The case involved a comprehensive general liability policies issued to a general contractor with construction projects across the U.S. The policies contained no choice-of-law provisions. In a declaratory action for coverage of faulty construction liability at a Kansas project site, the Missouri federal district court applied Missouri’s multi-factored choice-of-law test set forth under Section 188 of the Restatement (Second) of Conflict of Laws. While acknowledging that the project took place in Kansas, the district court went on to note that both the contractor’s headquarters and insurance agent were located in Missouri, which was also the place of contracting for the policies. Applying the Section 188 test, the district court found that Missouri had more contacts with the disputed policies than Kansas, and proceeded to apply Missouri law to conclude that no coverage was available.
On appeal, the contractor argued that instead of applying Section 188, the district court should have focused on the principal location of the insured risk as the determinative factor to conclude that Kansas law should prevail. The contractor cited the Restatement’s Section 193, which addresses choice-of-law rules for disputes involving “contracts of fire, surety or casualty insurance.” The appellate court rejected the argument, explaining that since no single location of risk can be identified under multiple-risk policies, Section 193’s choice-of-law analysis could not be employed.

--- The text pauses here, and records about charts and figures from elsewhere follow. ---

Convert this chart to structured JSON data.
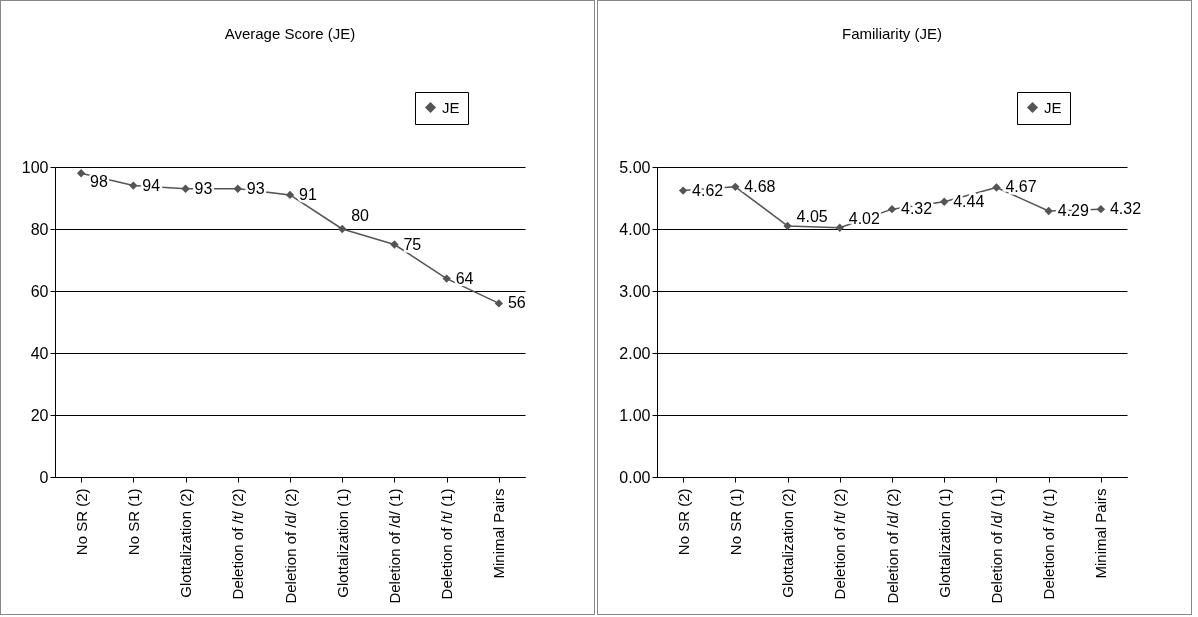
{
  "chart_data": [
    {
      "type": "line",
      "title": "Average Score (JE)",
      "categories": [
        "No SR (2)",
        "No SR (1)",
        "Glottalization (2)",
        "Deletion of /t/ (2)",
        "Deletion of /d/ (2)",
        "Glottalization (1)",
        "Deletion of /d/ (1)",
        "Deletion of /t/ (1)",
        "Minimal Pairs"
      ],
      "series": [
        {
          "name": "JE",
          "color": "#555555",
          "values": [
            98,
            94,
            93,
            93,
            91,
            80,
            75,
            64,
            56
          ]
        }
      ],
      "ylim": [
        0,
        100
      ],
      "yticks": [
        0,
        20,
        40,
        60,
        80,
        100
      ],
      "grid": "y",
      "legend": "top right",
      "marker": "diamond",
      "data_labels": true
    },
    {
      "type": "line",
      "title": "Familiarity (JE)",
      "categories": [
        "No SR (2)",
        "No SR (1)",
        "Glottalization (2)",
        "Deletion of /t/ (2)",
        "Deletion of /d/ (2)",
        "Glottalization (1)",
        "Deletion of /d/ (1)",
        "Deletion of /t/ (1)",
        "Minimal Pairs"
      ],
      "series": [
        {
          "name": "JE",
          "color": "#555555",
          "values": [
            4.62,
            4.68,
            4.05,
            4.02,
            4.32,
            4.44,
            4.67,
            4.29,
            4.32
          ]
        }
      ],
      "ylim": [
        0,
        5
      ],
      "yticks": [
        {
          "value": 0,
          "label": "0.00"
        },
        {
          "value": 1,
          "label": "1.00"
        },
        {
          "value": 2,
          "label": "2.00"
        },
        {
          "value": 3,
          "label": "3.00"
        },
        {
          "value": 4,
          "label": "4.00"
        },
        {
          "value": 5,
          "label": "5.00"
        }
      ],
      "grid": "y",
      "legend": "top right",
      "marker": "diamond",
      "data_labels": true
    }
  ]
}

The appellate court further rejected the contractor’s assertion that discrete construction contracts listed as “designated contracts” or “described projects” under the policies could qualify as single risk locations. The appellate court ruled that despite the listing of various location-specific projects, it would have been impossible for the contracting parties to fairly and accurately predict the principal location of any risk under the policies. Accordingly, Section 193’s choice-of-law analysis did not apply.